A Geração Y surgiu num contexto diferente de sua antecessora. Enquanto a X presenciou períodos de crise econômica e altos índices de desemprego, a Y se adaptou ao risco da crise e se familiariza com esse contexto. Acostumada com as mudanças, tem interesse em se atualizar e conhecer vários tipos de tecnologia e áreas de atuação. "A geração anterior ficou com medo de empreender e arriscar o emprego porque pensava que pudesse perder as oportunidades, mas esses jovens não têm medo de arriscar. Eles perceberam que têm possibilidades que antes ninguém teve e isso dá a eles mais coragem", conta Brandão.

 

O professor da FGV indica outro ponto de distanciamento entre as duas gerações. "A X construiu sua carreira em torno da empresa, ao contrário da Y, que se preocupa em construir a carreira a partir de conhecimento prático. Os jovens trabalham querendo antever se seu esforço poderá trazer algum resultado concreto", compara Brandão.

 

O aprendizado também é diferenciado entre ambas as formações. De um lado, a Y que aprende pela descoberta, estuda um pouco e parte para a prática. Do outro, a X que se baseia amplamente em teoria e pensa em hipóteses para depois se lançar para o desenvolvimento na prática. "A atual geração é pouco disciplinada para cumprir trabalhos mais intensos e extensos, porque sua capacidade de atenção contínua é menor em relação à geração anterior e seu processo cognitivo é menos introspectivo", ressalta Brandão. Ele aponta que, dessa forma, a Geração Y trabalha melhor em projetos de curto prazo.

 

Cury finaliza destacando o benefício da convivência entre gerações diferentes. Segundo ele, é possível aproveitar o caráter questionador e a pró-atividade da nova geração para inovar a troca de conhecimento. "O choque de gerações se transforma numa possibilidade de novas buscas e novas abrangências. É possível aproveitar esse questionamento para gerar novas experiências", enfatiza ele.

 

GERAÇÃO X

 

- Testemunhou o surgimento da tecnologia e de novas ferramentas de trabalho que desenvolveu e implementou

- Presenciou um período de instabilidade no mercado de trabalho.

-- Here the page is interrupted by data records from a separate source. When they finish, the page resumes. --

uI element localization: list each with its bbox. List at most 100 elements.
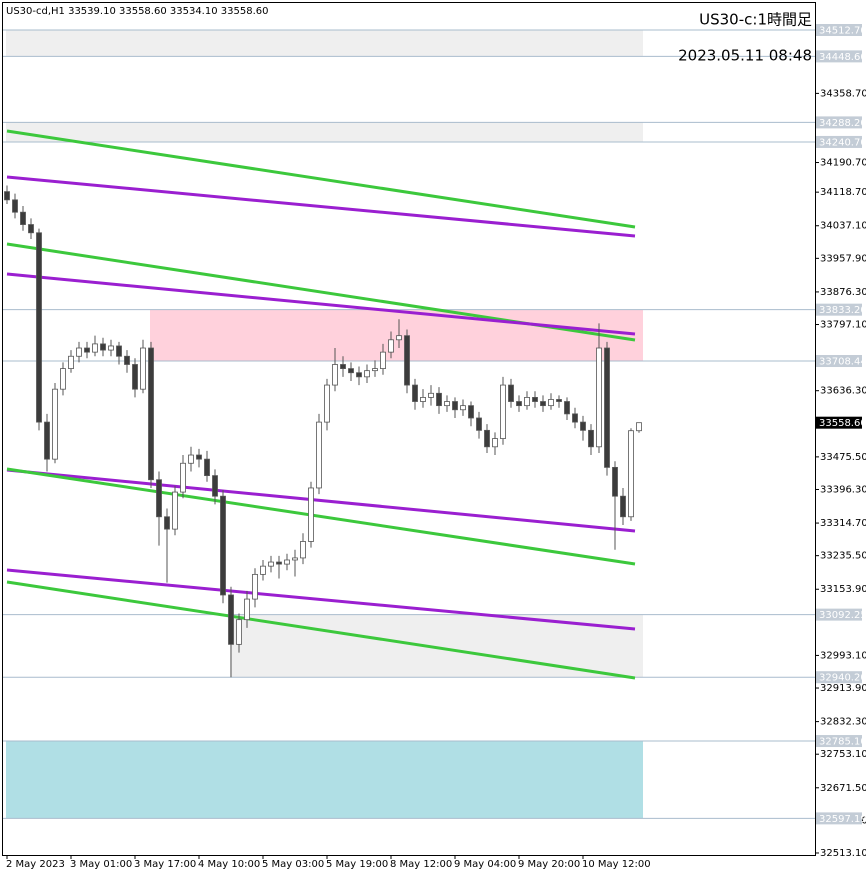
trendline <box>6 129 636 229</box>
trendline <box>6 272 636 336</box>
candle-body <box>76 347 82 357</box>
y-tick-label: 32513.10 <box>820 848 866 859</box>
trendline <box>6 468 636 533</box>
level-label-box <box>816 608 862 621</box>
y-tick-label: 33396.30 <box>820 484 866 495</box>
candle-body <box>44 421 50 460</box>
candle-body <box>316 421 322 489</box>
candle-body <box>436 392 442 407</box>
level-label: 33708.44 <box>819 357 866 368</box>
y-tick-label: 32993.10 <box>820 650 866 661</box>
trendline <box>6 467 636 566</box>
x-tick-label: 5 May 19:00 <box>326 859 388 870</box>
candle-body <box>348 368 354 374</box>
y-tick-label: 33876.30 <box>820 287 866 298</box>
candle-body <box>116 345 122 357</box>
candle-body <box>564 401 570 415</box>
candle-body <box>324 384 330 423</box>
candle-body <box>284 559 290 565</box>
trendline <box>6 568 636 631</box>
y-tick-label: 33153.90 <box>820 584 866 595</box>
candle-body <box>36 232 42 423</box>
candle-body <box>92 343 98 353</box>
y-tick-label: 32671.50 <box>820 783 866 794</box>
candle-body <box>84 347 90 353</box>
candle-body <box>540 401 546 407</box>
y-tick-label: 32832.30 <box>820 717 866 728</box>
candle-body <box>356 372 362 378</box>
candle-body <box>68 355 74 370</box>
y-tick-label: 34190.70 <box>820 158 866 169</box>
candle-body <box>524 397 530 407</box>
y-tick-label: 32753.10 <box>820 749 866 760</box>
candle-body <box>396 335 402 341</box>
level-label: 33092.25 <box>819 610 866 621</box>
last-price-label: 33558.60 <box>819 418 866 429</box>
candle-body <box>612 466 618 497</box>
header: US30-cd,H1 33539.10 33558.60 33534.10 33… <box>6 6 268 17</box>
y-tick-label: 33475.50 <box>820 452 866 463</box>
candle-body <box>156 479 162 518</box>
candle-body <box>420 397 426 402</box>
candle-body <box>628 430 634 518</box>
candle-body <box>468 405 474 419</box>
candle-body <box>428 392 434 398</box>
candle-body <box>228 594 234 645</box>
candle-body <box>508 384 514 402</box>
trendline <box>6 175 636 238</box>
chart-subtitle: 2023.05.11 08:48 <box>678 47 812 65</box>
candle-body <box>180 462 186 493</box>
y-tick-label: 33636.30 <box>820 386 866 397</box>
axis-layer: 34358.70 34190.70 34118.70 34037.10 33957.90… <box>6 23 866 870</box>
candle-body <box>572 413 578 423</box>
candle-body <box>388 339 394 353</box>
candle-body <box>276 561 282 565</box>
candle-body <box>196 454 202 460</box>
x-tick-label: 8 May 12:00 <box>390 859 452 870</box>
candle-body <box>172 491 178 530</box>
candle-body <box>260 565 266 575</box>
candle-body <box>20 211 26 225</box>
candle-body <box>268 561 274 567</box>
candle-body <box>548 399 554 407</box>
x-tick-label: 2 May 2023 <box>6 859 65 870</box>
y-tick-label: 32913.90 <box>820 683 866 694</box>
candle-body <box>132 364 138 390</box>
level-label: 33833.20 <box>819 305 866 316</box>
candle-body <box>52 388 58 460</box>
candle-body <box>460 405 466 411</box>
zone <box>6 741 643 819</box>
y-tick-label: 33957.90 <box>820 253 866 264</box>
candle-body <box>60 368 66 390</box>
candle-body <box>444 401 450 407</box>
level-label-box <box>816 812 862 825</box>
y-tick-label: 34358.70 <box>820 88 866 99</box>
main-layer <box>4 129 642 680</box>
x-tick-label: 9 May 04:00 <box>454 859 516 870</box>
candle-body <box>204 458 210 477</box>
level-label-box <box>816 735 862 748</box>
candle-body <box>580 421 586 431</box>
zone <box>6 29 643 57</box>
level-label: 32597.19 <box>819 814 866 825</box>
level-label: 32940.20 <box>819 673 866 684</box>
candle-body <box>140 347 146 390</box>
zone <box>6 122 643 142</box>
candle-body <box>164 516 170 530</box>
background-layer <box>3 29 815 819</box>
candle-body <box>292 557 298 561</box>
y-tick-label: 34118.70 <box>820 187 866 198</box>
candle-body <box>452 401 458 411</box>
candle-body <box>492 438 498 448</box>
candle-body <box>636 422 642 432</box>
candle-body <box>340 364 346 370</box>
candle-body <box>516 401 522 407</box>
level-label-box <box>816 116 862 129</box>
plot-frame <box>2 2 816 856</box>
candle-body <box>4 191 10 201</box>
candle-body <box>124 355 130 365</box>
level-label: 34288.20 <box>819 118 866 129</box>
last-price-box <box>816 416 862 429</box>
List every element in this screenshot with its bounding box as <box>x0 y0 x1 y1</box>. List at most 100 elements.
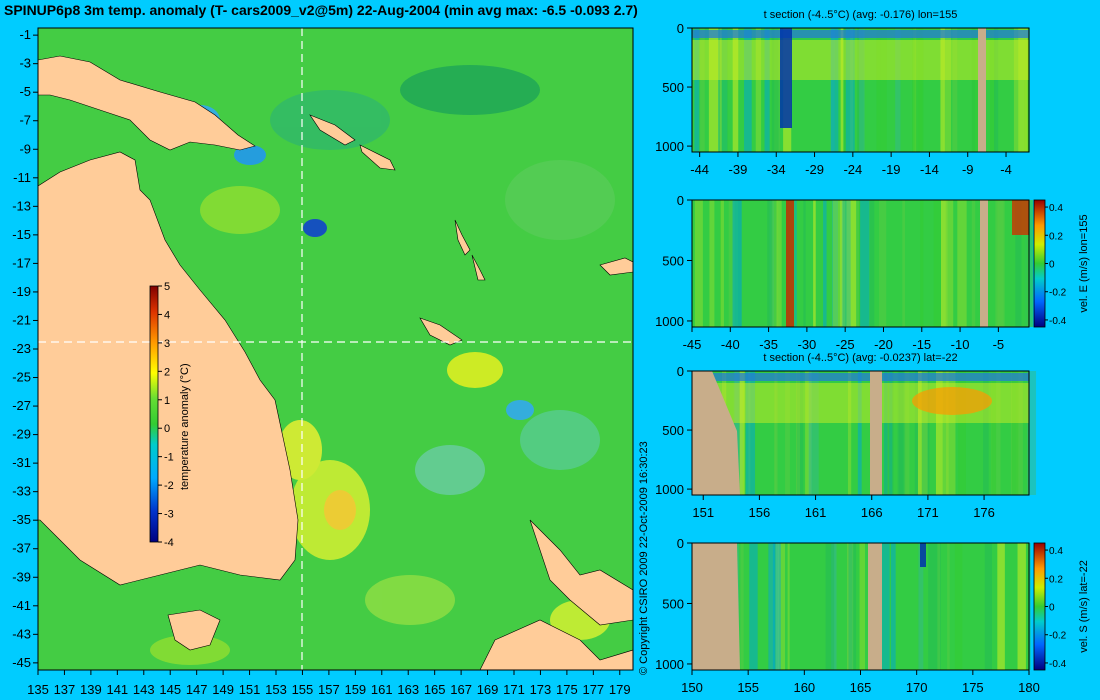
section-streak <box>940 28 945 152</box>
section-streak <box>912 28 916 152</box>
map-y-tick-label: -15 <box>12 227 31 242</box>
map-x-tick-label: 175 <box>556 682 578 697</box>
map-colorbar-tick-label: 4 <box>164 309 170 321</box>
section-streak <box>914 371 921 495</box>
map-x-tick-label: 159 <box>344 682 366 697</box>
map-y-tick-label: -17 <box>12 255 31 270</box>
section-streak <box>728 200 735 327</box>
map-x-tick-label: 153 <box>265 682 287 697</box>
section-streak <box>709 200 715 327</box>
copyright-notice: © Copyright CSIRO 2009 22-Oct-2009 16:30… <box>638 441 650 675</box>
section-streak <box>914 28 924 152</box>
map-colorbar-label: temperature anomaly (°C) <box>179 363 191 490</box>
map-colorbar-tick-label: -1 <box>164 452 174 464</box>
section-streak <box>1016 371 1023 495</box>
section-panel-vel-s-section: 150 155 160 165 170 175 180 0 500 1000 0.4 0.2 0 -0.2… <box>655 536 1090 695</box>
section-streak <box>971 200 976 327</box>
section-colorbar-label: vel. S (m/s) lat=-22 <box>1078 560 1090 653</box>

Arrisca-se menos

- Dedica mais tempo para pesquisa e preparação teórica

- Sente-se parte da empresa

- Preocupa-se mais em representar a empresa

- Valoriza a empresa que oferece cursos e qualificação

- Trabalha por muitos anos na mesma empresa esperando por promoção

- Consegue se dedicar por muito tempo num mesmo projeto

- Aprendeu a seguir direcionamentos e cumprir ordens

- Como a comunicação com o chefe era mais limitada, não está acostumada a receber feedbacks

 

GERAÇÃO Y

 

 - Cresceu cercada da tecnologia desenvolvida pela geração anterior e está familiarizada com a informação globalizada e interatividade virtual

- Aprendeu a conviver com a crise e enxerga a instabilidade como uma oportunidade. Busca sempre novos desafios

- Reduz o tempo de pesquisa e prefere aprender a partir da descoberta

- Enxerga o trabalho como parte da vida

- É mais voltada para a própria carreira

- Valoriza a empresa que incentiva seus anseios profissionais e lhe oferece liberdade para se aperfeiçoar

- Tem mobilidade maior e almeja evoluir hierarquicamente em curto tempo

- Realiza várias atividades ao mesmo tempo e prefere se dedicar a projetos de curto prazo que tenham resultados mais rápidos

- Questionadora, procura entender o sentido das atividades em que está envolvido

-Quer diálogo aberto com o chefe para que possa opinar, propor soluções e receber feedbacks.